時は過ぎ、無事全員分のシナリオを完成させた私と横江さんは、亀山さんによるチェックを経て都内にある収録スタジオへと足を運んでいた。

 ガラスを隔てた向こうの防音室では、朝から声優さんによる台詞のレコーディングが行われている。
 今回『エトワールの約束』にキャスティングされたメンバーのほとんどはかつてアムールゲームスが発売したゲームに登場したことがあるそうで、隣に座る横江さんは「前日は眠れなかった」と台本を片手に興奮気味に話す。昼を過ぎ、休憩時間を迎える頃には彼女のテンションはピークに達していた。
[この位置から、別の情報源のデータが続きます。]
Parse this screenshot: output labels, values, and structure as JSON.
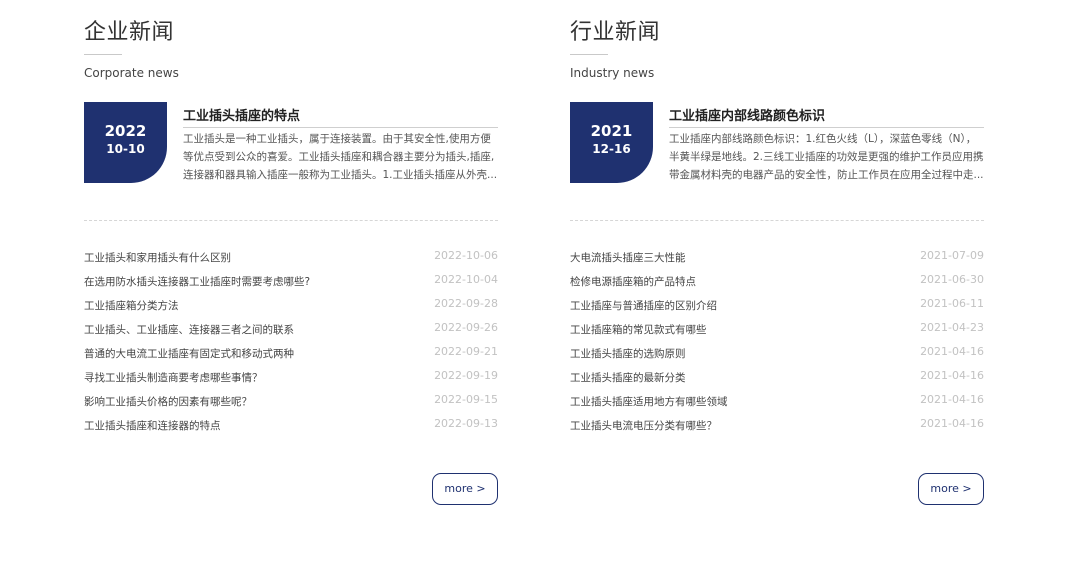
{
  "company": {
    "title": "企业新闻",
    "subtitle": "Corporate news",
    "featured": {
      "year": "2022",
      "month_day": "10-10",
      "title": "工业插头插座的特点",
      "desc": "工业插头是一种工业插头，属于连接装置。由于其安全性,使用方便等优点受到公众的喜爱。工业插头插座和耦合器主要分为插头,插座,连接器和器具输入插座一般称为工业插头。1.工业插头插座从外壳..."
    },
    "items": [
      {
        "text": "工业插头和家用插头有什么区别",
        "date": "2022-10-06"
      },
      {
        "text": "在选用防水插头连接器工业插座时需要考虑哪些?",
        "date": "2022-10-04"
      },
      {
        "text": "工业插座箱分类方法",
        "date": "2022-09-28"
      },
      {
        "text": "工业插头、工业插座、连接器三者之间的联系",
        "date": "2022-09-26"
      },
      {
        "text": "普通的大电流工业插座有固定式和移动式两种",
        "date": "2022-09-21"
      },
      {
        "text": "寻找工业插头制造商要考虑哪些事情？",
        "date": "2022-09-19"
      },
      {
        "text": "影响工业插头价格的因素有哪些呢？",
        "date": "2022-09-15"
      },
      {
        "text": "工业插头插座和连接器的特点",
        "date": "2022-09-13"
      }
    ],
    "more_label": "more >"
  },
  "industry": {
    "title": "行业新闻",
    "subtitle": "Industry news",
    "featured": {
      "year": "2021",
      "month_day": "12-16",
      "title": "工业插座内部线路颜色标识",
      "desc": "工业插座内部线路颜色标识：1.红色火线（L），深蓝色零线（N），半黄半绿是地线。2.三线工业插座的功效是更强的维护工作员应用携带金属材料壳的电器产品的安全性，防止工作员在应用全过程中走..."
    },
    "items": [
      {
        "text": "大电流插头插座三大性能",
        "date": "2021-07-09"
      },
      {
        "text": "检修电源插座箱的产品特点",
        "date": "2021-06-30"
      },
      {
        "text": "工业插座与普通插座的区别介绍",
        "date": "2021-06-11"
      },
      {
        "text": "工业插座箱的常见款式有哪些",
        "date": "2021-04-23"
      },
      {
        "text": "工业插头插座的选购原则",
        "date": "2021-04-16"
      },
      {
        "text": "工业插头插座的最新分类",
        "date": "2021-04-16"
      },
      {
        "text": "工业插头插座适用地方有哪些领域",
        "date": "2021-04-16"
      },
      {
        "text": "工业插头电流电压分类有哪些？",
        "date": "2021-04-16"
      }
    ],
    "more_label": "more >"
  },
  "colors": {
    "accent": "#1f3170",
    "date_text": "#c2c2c2"
  }
}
「しがない部品メーカーで働いていた私が今まで崇拝してた声優さんの収録に立ち会えるなんて……ほんと、生きていると何が起こるか分からないわね」
「し、しがないは社長に失礼ですよ」

 トイレから出た横江さんは腕を組み、感慨深そうにため息をつく。

 アニメやゲームに疎かった私は声優さんに関する知識をほとんど持ち合わせていなかったものの、いざ収録に臨むとキャスト陣の想像を遥かに超える表現力の高さに脱帽した。

 当たり前のことだがキャストの面々はキャラクターと一度も言葉を交わしたことがない。それでも割り当てられた自らのキャラクターの性格を理解し、過去や立場を踏まえた上で一つ一つの台詞に生命を吹き込んで行く。言葉が声となって生まれていく様子をスタジオで聞いていると、蒼遥高校の生徒として過ごしていた日々に戻ったようで心が震えた。